Als Heteropatriarchat (Akronym von Hetero-[Sexualität] und Patriarchat) wird ein gesellschaftspolitisches System verstanden, in dem das männliche Geschlecht und die Heterosexualität über andere soziale Geschlechter und andere sexuelle Orientierungen herrschen. Die Theorie sagt aus, dass die Diskriminierung von Frauen und der LGBT-Gemeinschaft durch das gleiche sexistische Sozialprinzip hervorgerufen wird.[1][2][3][4][5][6]
Aus feministischer Sicht bezieht sich der Begriff „Patriarchat“ auf den Vater als Oberhaupt der Familienhierarchie (vergleiche den römischen pater familias), und damit auf die Unterordnung der Frauen gegenüber den Männern. Laut der Queer-Theorie der 1970er- und 1980er-Jahre und der Infragestellung der Heteronormativität und der Geschlechtsbinarität wird diese Herrschaft nicht nur in Bezug auf Geschlecht (die Vorherrschaft von Männern über Frauen oder männlich über weiblich), sondern auch in Bezug auf Sexualität (Heteronormativität oder Heterosexualität über andere sexuelle Orientierungen und die Cisgender über andere Geschlechts-Identitäten) verstanden.[7][2][4][8]
Das Heteropatriarchat ist ein System sozialer Herrschaft, in dem heterosexuelle Männer privilegiert und für machohaftes Verhalten belohnt werden. Umgekehrt erhalten Frauen, die sich weigern, sich typisch weiblich zu verhalten, oder die sozial als männlich gesehenes Verhalten aufzeigen, einen sozialen Nachteil. Historisch gesehen manifestiert sich dies in ökonomischen und gesellschaftlichen Nachteilen, wie Lohnunterschieden für denselben Job oder Hindernisse beim Erlangen von Führungspositionen für Frauen oder für homosexuelle Männer.[9][10][11]

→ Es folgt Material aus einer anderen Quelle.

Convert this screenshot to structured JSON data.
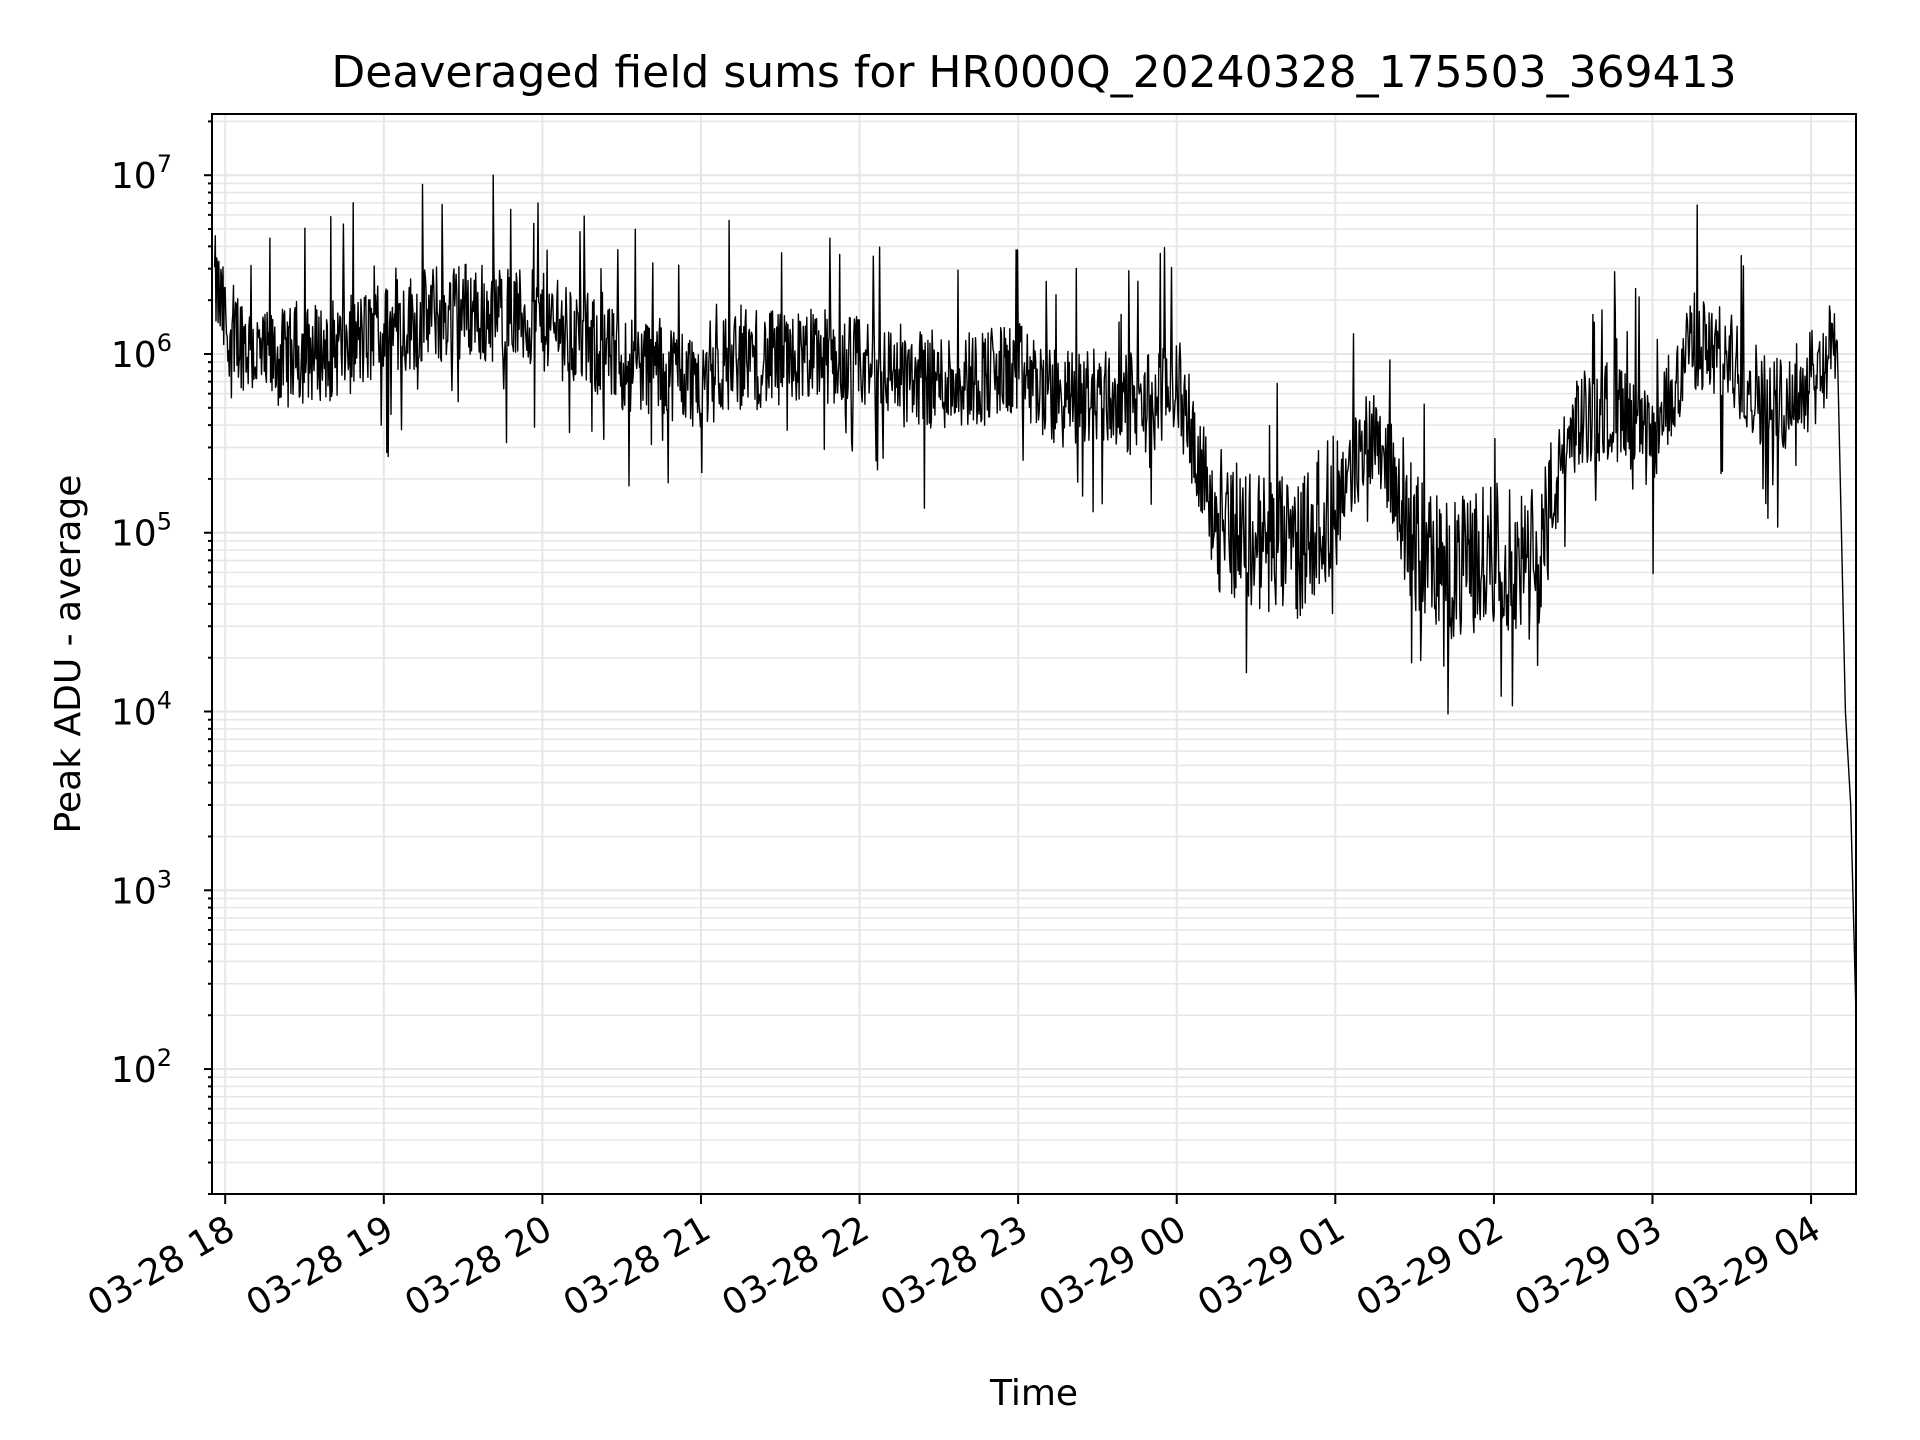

Das Heteropatriarchat ist eine der Facetten der intersektionalen feministischen Analyse, die verwendet wurde, um die moderne Sozialstruktur zu erklären. Diese beruht nach der feministischen Analyse auf einem hierarchischen System von ineinandergreifenden Macht- und Unterdrückungskräften. Diese Strukturen werden durch geschlechtsspezifische Normen verstärkt, die den Frauen und Männern Merkmale von Weiblichkeit und Männlichkeit zuordnen. Eine der Grundlagen dieser dichotomen Sichtweise ist die Kernfamilie als Modell der typischen Familieneinheit, die die Notwendigkeit von zwei heterosexuellen Eltern mit der Fähigkeit, Nachkommen zu produzieren, vorgibt. Dieses Familienmodell wird durch verschiedene soziale Institutionen wie der Religion, dem Bildungssystem oder den Arbeitsplatz verstärkt.[10][12] Paradoxerweise wurde die LGBT-Gemeinschaft auch in diesem heteropatriarchalen Modell durch die gleichgeschlechtliche Ehe integriert. Durch die Gleichstellung der gleichgeschlechtlichen Ehe werden nicht-monogame Beziehungen nach wie vor als nicht gleichwertig angesehen.[13]
Die heteropatriarchale Weltanschauung der Gesellschaft wurde durch den Kolonialismus gefördert und erweitert. Durch die europäische Kultur und deren Hegemonie wurden auch in anderen Teilen der Welt Geschlechterordnungen mit einem anderen Verständnis von Gesellschaft und Geschlecht verdrängt.[4][14]